To place the parental plants tissue section in test tubes:- After collecting the buds of selected parental plants these are used to clean with water in laboratory. After that these are made fungus free by using several kinds of chemicals at laminar flow. Mainly mercuric chloride (0.5-1.5%) and sodium hypochloride (1-5%) are used and buds are placed in test tubes after drying in it which posses growth regulators with MS medium. The placed test tubes by the above manner are allowed in the culture room at a fixed temp. (25 ± 2⁰C), optimum humidity (80%) and 8 hours light per 24 hours.

Germination of placed plant tissues:- In this stage the germination of plant tissue is occur by using different amount of growth regulators such as auxin-indole acetic acid, indole butyric acid (0.01-5 mg/l) and – cytokinin – benzyl adinine (B.A.) and kinetin (0.01-5 mg/l) (different amounts are used for different species) and in this way the plants are developed on large scale.

Root development in the germinated plants:- The several growth regulators mainly from auxin group such as indole acetic acid, indole butyric acid (0.5-5 mg/l) are used in developed plants for the roots development.
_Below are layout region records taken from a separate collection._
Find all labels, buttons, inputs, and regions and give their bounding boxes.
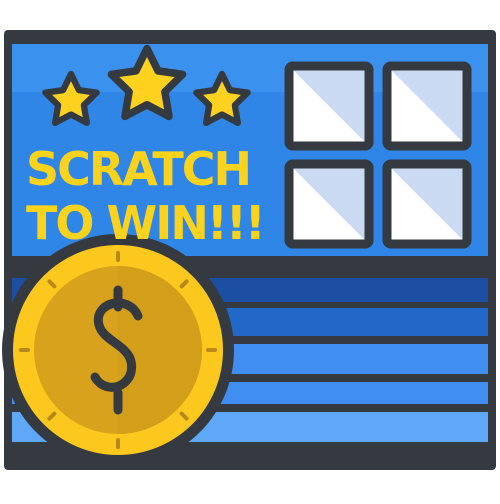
scratch-card-artwork [2, 30, 496, 470]
headline-line-1: SCRATCH [26, 142, 252, 196]
scratch-panel-icon[interactable] [382, 159, 472, 249]
scratch-panel-icon[interactable] [382, 61, 472, 151]
dollar-coin-icon [2, 234, 234, 466]
scratch-panel-icon[interactable] [284, 61, 374, 151]
scratch-panel-icon[interactable] [284, 159, 374, 249]
scratch-card-illustration: SCRATCH TO WIN!!! [0, 0, 500, 500]
headline-line-2: TO WIN!!! [26, 196, 266, 250]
Hardening of small plants:- The hardening of small cultured plants is done in poly house or green house which posses high humidity and low temp. The per plant cost become less by using this technique. Plants take 10-12 days for hardening in poly house and green house.

·        The seed of high yielding and healthy species can be prepared easily because 0.1-1 million plants can be developed from a single meristem in a year.

·        Plants give high yield due to disease free and healthy.

·        Such species do not posses any problem of germination as found in ordinary sugarcane seed.

·        Being a disease free plant these are best to prepare a seed nursery in primary condition.

·        The species of high yielding capacity can be conserved.